ROMA – C’è l’omicidio (politico), ci sono i sospettati, gli indizi, i personaggi ambigui. E c’è come in ogni “giallo” che si rispetti un movente. Ma “Giorni bugiardi” è un giallo un po’ particolare. Il cadavere, infatti, è quello di Pier Luigi Bersani, ex segretario del Pd dimessosi dopo la mancata vittoria elettorale e il flop durante le elezioni del nuovo presidente della Repubblica.
A raccontare gli ultimi giorni di Bersani leader in chiave di assassinio politico sono due bersaniani di ferro, Stefano Di Traglia, ex portavoce e spin doctor, e Chiara Geloni, direttrice di You Dem.
I sospettati sono soprattutto due: Matteo Renzi e Massimo D’Alema. Due che hanno avuto in un partito assente un chiaro alleato. Il delitto di Giorni Bugiardi si consuma nei giorni delle elezioni per il Quirinale. Il Pd si riunisce dopo la mancata elezione di Franco Marini e acclama la candidatura di Romano Prodi. Poche ore dopo mancano 202 mani, quelle dei 101 che hanno applaudito e non votato Prodi. E’ la mazzata finale per Bersani che chiama Napolitano, gli chiede di ricandidarsi e poi si dimette.
E che si consumi qualcosa che ha il sapore dell’omicidio politico lo si capisce, nel libro, anche da una riflessione di Bersani:
“È l’unanimità che carica la molla del tradimento. Si accumulano ammaccature e ombre, e alla prima occasione… Io ho avuto l’unanimità quasi sempre, pur non chiedendola mai: non so bene perché”.
L’unanimità, ovvero la trappola. Bersani la mattina della candidatura di Prodi sembra irremovibile. Non basta un applauso, la candidatura va votata. Le cose, ricorda il libro, vanno diversamente. Un dialogo tra Bersani e Luigi Zanda spiega bene la situazione:
“Ma se parte l’ap – plauso quando tu dici…’. Bersani è irremovibile: ‘Si vota lo stesso’. ‘I renziani ci mandano emissari a dire che loro vogliono acclamare…’, insiste timidamente Zanda. Bersani scrolla le spalle”. Le primarie non si fanno perché i grandi elettori acclamano Prodi, con il renziano Marcucci “che si distingue per foga”.

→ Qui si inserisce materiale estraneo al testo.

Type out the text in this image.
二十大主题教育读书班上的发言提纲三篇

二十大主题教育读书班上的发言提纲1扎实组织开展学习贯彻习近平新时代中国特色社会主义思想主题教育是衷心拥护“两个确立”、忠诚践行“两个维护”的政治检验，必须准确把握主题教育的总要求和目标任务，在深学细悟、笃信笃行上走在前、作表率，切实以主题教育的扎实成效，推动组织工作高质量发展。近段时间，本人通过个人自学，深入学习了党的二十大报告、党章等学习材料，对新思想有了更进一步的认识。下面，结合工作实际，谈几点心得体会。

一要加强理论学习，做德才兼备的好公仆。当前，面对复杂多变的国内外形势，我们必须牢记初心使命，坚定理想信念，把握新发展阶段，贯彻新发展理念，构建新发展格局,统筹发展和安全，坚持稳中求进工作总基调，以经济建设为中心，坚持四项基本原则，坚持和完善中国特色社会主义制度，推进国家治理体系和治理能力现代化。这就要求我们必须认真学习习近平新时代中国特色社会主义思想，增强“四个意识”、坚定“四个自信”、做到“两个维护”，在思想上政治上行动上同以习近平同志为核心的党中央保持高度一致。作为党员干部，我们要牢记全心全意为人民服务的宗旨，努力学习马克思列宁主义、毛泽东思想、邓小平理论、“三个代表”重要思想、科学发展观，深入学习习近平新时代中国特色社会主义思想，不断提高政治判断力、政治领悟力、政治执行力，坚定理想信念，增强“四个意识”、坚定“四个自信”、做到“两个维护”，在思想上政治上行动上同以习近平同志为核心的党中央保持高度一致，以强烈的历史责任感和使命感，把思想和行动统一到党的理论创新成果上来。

I renziani, appunto. E D’Alema, invece. Giorni Bugiardi è chiarissimo. Per tutto il tempo in cui si parla di Prodi e di Quirinale D’Alema resta defilato.
“Perché i dalemiani non chiedono il voto segreto nell’assemblea che acclama Prodi? Perché alzano la mano a favore di Prodi quando Bersani chiede che ci sia almeno un voto palese Il motivo è forse lo stesso per il quale noi non sappiamo a chi fare queste domande: in tutta questa vicenda nessuno s’intesta la battaglia di D’Alema al Quirinale”.
Ma nel libro, che è soprattutto un elogio di Bersani, non c’è solo la trappola Quirinale. C’è la questione Beppe Grillo, inseguito e corteggiato in tutti i modi, nonostante la farsa dell’incontro in streaming. Persino attraverso il suo dentista.
Infine ci sono anche “lettere segrete” tra Bersani e Napolitano raccontato come uno che non aveva la benché minima intenzione di farsi rieleggere. Ma poi… Quello che manca in Giorni Bugiardi è l’autocritica. Bersani è solo vittima e mai, in alcun modo, artefice della propria disfatta.
Chi ne esce tutto sommato “bene” è Enrico Letta. Su di lui solo un passaggio politico-calcistico. Enrico Letta è preoccupato per il Milan. Ci ha visto lungo.